When Francis’ pontificate began in 2013, the cardinal-electors gave him a mandate to reform the Roman Curia, thus inviting him to continue work that Pope Benedict XVI had begun.
The first step toward reform was the appointment of a council of nine cardinals charged with advising the pope in the governance of the church and, particularly, in the reform of the Curia. The Council of Cardinal Advisers now emphasizes the principles of subsidiarity and collegiality, rather than the centralization of authority. It urges the examination of the offices of the Curia with the goal of “simplification and streamlining.”
Most significantly, the pope has called on the Curia to be more inclusive, and for more people from outside the clergy to work in the upper echelons of the Church. When it comes to curial officials, he said, “the catholicity of the Church must be reflected in the hiring of personnel from throughout the world,” adding, “It is fitting to provide for the hiring of greater numbers of the lay faithful, especially in those dicasteries where they can be more competent than clerics or consecrated persons.”
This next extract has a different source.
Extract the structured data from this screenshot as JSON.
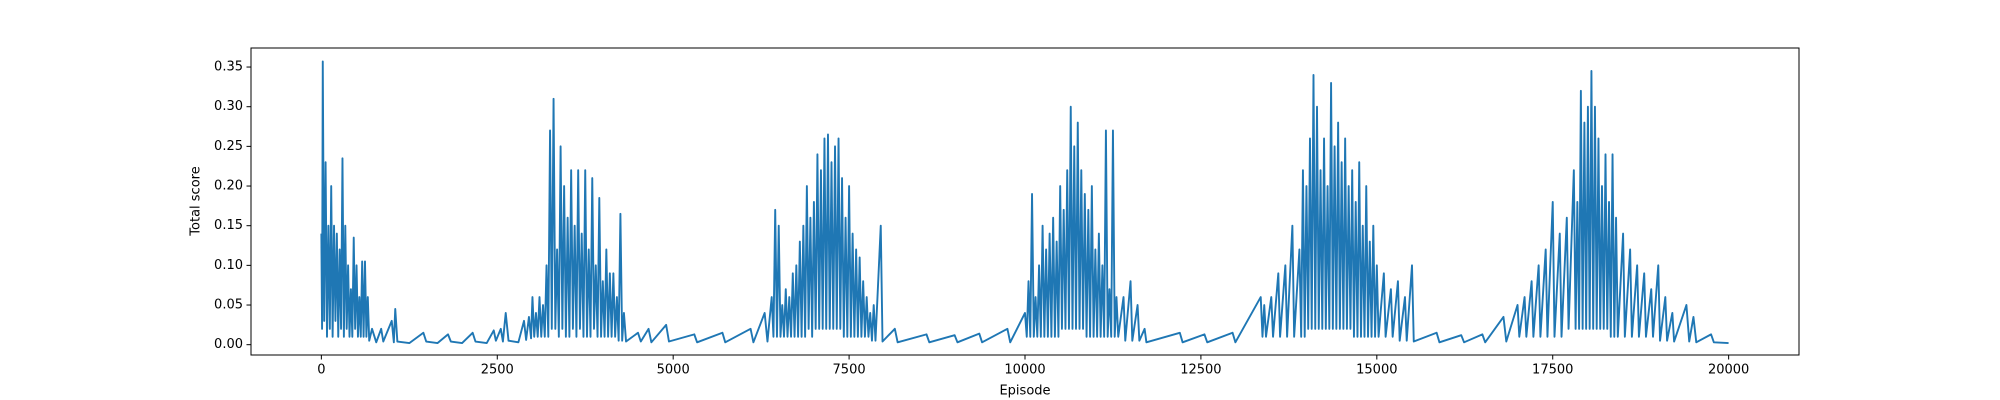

The pope has specifically stated that “the development of the role of women and lay people in the Church and their appointment to leading roles in the dicasteries, with particular attention to multiculturalism, is furthermore of great importance.” Last June Cardinal Anders Arborelius of Stockholm suggested that the pope officially create a College of Women to parallel the Council of Cardinal Advisers to the pope.
I await these critical reforms, as well as the work of the Dicastery for the Laity, Family and Life. The few practical changes I have suggested would go a long way toward making women more visible in the Church. They would help the hierarchy make the mission of the Church more evident to both women and men today.
Katherine Tillman is professor emerita in Notre Dame’s Program of Liberal Studies, where she taught from 1973 to 2006. She also served as assistant provost and in 1985 received the Charles E. Sheedy Award for Excellence in Teaching. She has published and lectured extensively on the thought of Cardinal Newman, most recently in John Henry Newman: Man of Letters. She and her husband, Professor Emeritus Phillip Sloan, live in Holy Cross Village, Notre Dame.